Introduction

The hormone adiponectin is produced by white and brown adipose tissue in humans (Kershaw and Flier, 2004), rodents (Lihn et al., 2004) and nonhuman primates (Hotta et al., 2001). The adiponectin mRNA transcript (ADIPOQ) is the most abundant in adipose tissue, and the translated product is present in plasma in high concentrations (1% of protein in human plasma) (Maeda et al., 1996; Kershaw and Flier, 2004). Adiponectin has been consistently associated with regulation of insulin sensitivity, lipid metabolism, inflammation and the risk for the development of atherosclerosis (Fruebis et al., 2001; Matsuda et al., 2002; Shimada et al., 2004). Circulating adiponectin levels are low in obesity and inflammation (Bruun et al., 2003; Fernández Real et al., 2003), insulin resistance (Silha et al., 2003; Nakamura et al., 2004) and type 2 diabetes (Weyer et al., 2001), and higher concentrations of this protein are associated with improvement of metabolic abnormalities (Esposito et al., 2003).

Previous investigations have reported obesity and metabolic abnormalities in baboons, which resemble those observed in human obesity and the metabolic syndrome (Banks et al., 2003; Comuzzie et al., 2003) and have confirmed the value of this species as an animal model for the study of obesity-related conditions.

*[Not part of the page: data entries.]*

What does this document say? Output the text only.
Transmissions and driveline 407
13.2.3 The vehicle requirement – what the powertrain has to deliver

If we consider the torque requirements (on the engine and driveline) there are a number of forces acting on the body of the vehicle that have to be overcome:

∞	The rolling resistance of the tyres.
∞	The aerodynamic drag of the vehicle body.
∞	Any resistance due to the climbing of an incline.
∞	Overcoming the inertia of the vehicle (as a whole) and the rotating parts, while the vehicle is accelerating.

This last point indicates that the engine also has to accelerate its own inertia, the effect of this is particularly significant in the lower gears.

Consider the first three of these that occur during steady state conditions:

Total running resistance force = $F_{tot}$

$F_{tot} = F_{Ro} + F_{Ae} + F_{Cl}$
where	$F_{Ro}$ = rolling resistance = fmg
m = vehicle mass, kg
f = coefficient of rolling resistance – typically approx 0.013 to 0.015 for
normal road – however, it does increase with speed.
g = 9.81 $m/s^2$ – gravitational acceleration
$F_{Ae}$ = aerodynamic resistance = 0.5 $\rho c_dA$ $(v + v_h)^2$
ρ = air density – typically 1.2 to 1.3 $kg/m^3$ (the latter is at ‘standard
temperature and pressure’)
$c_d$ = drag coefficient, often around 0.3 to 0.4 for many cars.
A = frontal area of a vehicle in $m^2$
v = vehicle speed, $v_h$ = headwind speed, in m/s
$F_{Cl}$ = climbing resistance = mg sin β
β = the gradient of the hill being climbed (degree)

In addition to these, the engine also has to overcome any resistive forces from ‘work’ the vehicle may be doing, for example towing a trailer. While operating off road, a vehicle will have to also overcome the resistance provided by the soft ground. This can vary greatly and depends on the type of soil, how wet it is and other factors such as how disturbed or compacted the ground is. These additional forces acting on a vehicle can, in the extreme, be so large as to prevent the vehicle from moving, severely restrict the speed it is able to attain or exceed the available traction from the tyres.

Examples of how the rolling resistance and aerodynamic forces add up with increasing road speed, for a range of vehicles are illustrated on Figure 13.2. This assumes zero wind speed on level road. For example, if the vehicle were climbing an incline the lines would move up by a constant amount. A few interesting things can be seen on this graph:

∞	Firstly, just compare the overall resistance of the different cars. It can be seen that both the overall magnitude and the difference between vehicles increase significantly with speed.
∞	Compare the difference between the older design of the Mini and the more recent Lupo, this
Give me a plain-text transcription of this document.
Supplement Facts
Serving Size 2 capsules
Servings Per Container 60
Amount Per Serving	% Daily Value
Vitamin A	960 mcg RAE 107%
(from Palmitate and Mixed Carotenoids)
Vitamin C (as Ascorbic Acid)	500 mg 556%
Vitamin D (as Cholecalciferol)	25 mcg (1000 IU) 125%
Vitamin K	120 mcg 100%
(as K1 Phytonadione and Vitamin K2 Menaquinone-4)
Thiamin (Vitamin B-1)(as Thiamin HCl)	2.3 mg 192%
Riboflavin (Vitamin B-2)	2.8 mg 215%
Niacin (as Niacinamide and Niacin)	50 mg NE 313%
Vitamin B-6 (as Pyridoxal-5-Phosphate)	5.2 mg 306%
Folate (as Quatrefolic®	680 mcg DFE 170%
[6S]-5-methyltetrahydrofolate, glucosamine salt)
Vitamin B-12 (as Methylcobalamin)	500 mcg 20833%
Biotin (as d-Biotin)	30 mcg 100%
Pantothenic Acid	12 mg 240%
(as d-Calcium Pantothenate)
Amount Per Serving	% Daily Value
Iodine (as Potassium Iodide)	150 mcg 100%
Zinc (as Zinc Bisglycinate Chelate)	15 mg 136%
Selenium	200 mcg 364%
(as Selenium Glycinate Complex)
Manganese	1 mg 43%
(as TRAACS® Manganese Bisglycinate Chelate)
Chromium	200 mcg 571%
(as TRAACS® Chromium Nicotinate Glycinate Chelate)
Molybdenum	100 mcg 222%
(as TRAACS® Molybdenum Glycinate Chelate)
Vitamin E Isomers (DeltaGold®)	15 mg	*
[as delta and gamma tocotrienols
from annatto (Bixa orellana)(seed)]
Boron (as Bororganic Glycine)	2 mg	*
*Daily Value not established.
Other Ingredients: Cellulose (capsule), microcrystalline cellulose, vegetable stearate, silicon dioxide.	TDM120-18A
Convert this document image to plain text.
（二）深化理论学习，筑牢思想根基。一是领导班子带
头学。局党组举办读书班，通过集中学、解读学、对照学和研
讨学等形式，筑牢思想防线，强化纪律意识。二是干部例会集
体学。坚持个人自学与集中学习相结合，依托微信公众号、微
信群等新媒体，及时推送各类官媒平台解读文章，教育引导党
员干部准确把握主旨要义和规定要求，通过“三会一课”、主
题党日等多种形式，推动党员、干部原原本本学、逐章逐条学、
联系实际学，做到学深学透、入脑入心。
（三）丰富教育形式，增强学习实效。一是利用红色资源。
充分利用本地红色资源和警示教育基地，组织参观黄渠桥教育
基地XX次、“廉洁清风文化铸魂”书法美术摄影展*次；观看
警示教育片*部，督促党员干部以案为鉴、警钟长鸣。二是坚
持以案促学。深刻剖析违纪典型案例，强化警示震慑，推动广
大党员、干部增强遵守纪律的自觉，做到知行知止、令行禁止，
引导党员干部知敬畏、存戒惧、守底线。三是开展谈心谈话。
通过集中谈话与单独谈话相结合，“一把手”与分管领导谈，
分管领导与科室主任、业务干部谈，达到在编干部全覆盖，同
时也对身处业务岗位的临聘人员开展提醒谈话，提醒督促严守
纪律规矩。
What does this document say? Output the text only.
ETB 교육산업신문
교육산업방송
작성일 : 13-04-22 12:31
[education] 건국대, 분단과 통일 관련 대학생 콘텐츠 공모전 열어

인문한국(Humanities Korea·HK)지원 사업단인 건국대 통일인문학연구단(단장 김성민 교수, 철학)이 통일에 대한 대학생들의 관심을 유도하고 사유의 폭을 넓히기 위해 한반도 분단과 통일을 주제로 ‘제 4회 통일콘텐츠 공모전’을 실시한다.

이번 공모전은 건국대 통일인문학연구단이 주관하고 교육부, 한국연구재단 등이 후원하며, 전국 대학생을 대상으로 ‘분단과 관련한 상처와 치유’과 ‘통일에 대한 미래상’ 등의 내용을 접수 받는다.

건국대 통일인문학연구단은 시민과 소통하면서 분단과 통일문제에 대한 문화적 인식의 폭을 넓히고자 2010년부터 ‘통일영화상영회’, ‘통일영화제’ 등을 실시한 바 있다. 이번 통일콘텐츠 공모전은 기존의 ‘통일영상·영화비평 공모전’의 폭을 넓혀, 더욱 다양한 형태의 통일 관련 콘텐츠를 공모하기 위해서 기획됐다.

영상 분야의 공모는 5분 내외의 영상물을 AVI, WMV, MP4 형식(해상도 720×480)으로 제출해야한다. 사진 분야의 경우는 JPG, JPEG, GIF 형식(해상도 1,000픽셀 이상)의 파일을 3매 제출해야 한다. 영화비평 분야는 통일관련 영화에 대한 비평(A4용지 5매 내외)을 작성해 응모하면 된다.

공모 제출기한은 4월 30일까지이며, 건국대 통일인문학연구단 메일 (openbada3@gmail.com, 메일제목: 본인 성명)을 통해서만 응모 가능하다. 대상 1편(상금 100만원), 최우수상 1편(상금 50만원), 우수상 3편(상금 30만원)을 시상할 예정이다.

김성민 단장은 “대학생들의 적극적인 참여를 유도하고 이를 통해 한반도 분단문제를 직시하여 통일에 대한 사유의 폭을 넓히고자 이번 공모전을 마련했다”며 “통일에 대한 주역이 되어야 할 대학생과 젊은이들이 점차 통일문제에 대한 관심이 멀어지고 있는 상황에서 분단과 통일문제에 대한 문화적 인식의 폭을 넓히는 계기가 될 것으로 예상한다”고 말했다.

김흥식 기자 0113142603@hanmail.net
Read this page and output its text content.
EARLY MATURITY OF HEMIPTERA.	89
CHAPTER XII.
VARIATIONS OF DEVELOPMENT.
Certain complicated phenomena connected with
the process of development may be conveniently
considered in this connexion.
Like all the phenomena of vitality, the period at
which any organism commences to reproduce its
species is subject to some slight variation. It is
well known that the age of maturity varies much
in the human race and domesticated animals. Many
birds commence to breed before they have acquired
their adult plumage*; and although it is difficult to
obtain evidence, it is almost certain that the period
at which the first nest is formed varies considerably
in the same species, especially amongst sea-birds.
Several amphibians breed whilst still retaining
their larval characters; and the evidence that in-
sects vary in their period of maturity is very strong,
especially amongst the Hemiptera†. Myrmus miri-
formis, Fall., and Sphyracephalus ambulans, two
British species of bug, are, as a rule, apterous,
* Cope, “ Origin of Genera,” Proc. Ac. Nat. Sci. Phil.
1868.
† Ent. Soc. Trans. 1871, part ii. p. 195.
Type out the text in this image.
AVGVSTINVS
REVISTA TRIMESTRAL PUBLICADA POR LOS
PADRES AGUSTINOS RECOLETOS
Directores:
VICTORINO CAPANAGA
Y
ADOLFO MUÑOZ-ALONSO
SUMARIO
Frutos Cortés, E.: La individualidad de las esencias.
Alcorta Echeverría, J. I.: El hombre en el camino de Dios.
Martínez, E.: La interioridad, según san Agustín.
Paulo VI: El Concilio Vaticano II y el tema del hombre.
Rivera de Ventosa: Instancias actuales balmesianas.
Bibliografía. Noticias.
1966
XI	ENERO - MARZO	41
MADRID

An earlier study in our laboratory found that adiponectin levels in plasma are inversely correlated with insulin resistance in adult baboons (Tejero et al., 2004).

Circulating levels of adiponectin are heritable (Comuzzie et al., 2001; Lindsay et al., 2003; Butte et al., 2005; Pollin et al., 2005). Genome-wide scan analyses have identified quantitative trait loci (QTL) linked to variation in adiponectin levels in several geographically and ethnically diverse human populations. Significant linkage with logarithm of odds score (LOD score) >3 has been reported on chromosomes 5, 14 (Comuzzie et al., 2001) and 11 (Tejero et al., 2007) and signals on chromosomes 10p and 3p have been replicated across different populations (Comuzzie et al., 2001; Chuang et al., 2005; Tejero et al., 2007). The present investigation conducted a genome-wide scan using adiponectin mRNA expression levels and circulating protein levels in baboons as quantitative phenotypes and explored the pleiotropy between adiponectin phenotypes and traits associated with the metabolic syndrome.

Methods

Animals

The studied sample consisted of 427 adult baboons from the pedigreed colony at the Southwest National Primate Research Center located at the Southwest Foundation for Biomedical Research at San Antonio, TX, with 130 male and 297 nonpregnant, nonlactating females. All baboons are gang-housed and fed ad libitum on a standard low-fat chow diet (Harlan Tecklad 15% Monkey Diet, 8715).

Genotypes

Baboon genomic DNA was isolated from leukocytes using a phenol–chloroform method and amplified using fluorescently labeled, published human PCR primers as described elsewhere (Cox et al., 2006). The genotyping procedure in the present study included 330 markers, consisting of short tandem repeat polymorphisms covering the autosomes and spaced at approximately 7.2-cM intervals. Genotypes were analyzed using gel electrophoresis on ABI automated sequencers and Genescan, Genotyper and Gene mapper software (Applied Biosystems, Foster City, CA, USA). Details of the latest baboon short tandem repeat polymorphism map have been previously published (Cox et al., 2006).

Phenotypes

All samples were collected after an overnight fast (12 h), with the animals under sedation with ketamine. An 8 ml sample of blood was drawn from the antecubital vein and after clotting all samples were centrifuged for 10 min at 2000 g for serum separation. The serum was then decanted and frozen at −80 °C for subsequent analyses of glucose, lipids and proteins. A 1 g biopsy of omental adipose tissue was obtained from all baboons. Biopsies were analyzed immediately for cell volume as described by Lewis et al. (1986). The remaining sample was frozen for further extraction of total RNA using Trizol Reagent (Molecular Technology, Gaithersburg, MO, USA). The RNA yield and purity were analyzed by ultraviolet spectrophotometry. Integrity of RNA was determined by electrophoresis in a 1.2% denaturant agarose gel stained with ethidium bromide. All samples were treated with DNAse (Invitrogen, Carisbad, CA, USA) for 15 min at 37 °C to eliminate traces of genomic DNA.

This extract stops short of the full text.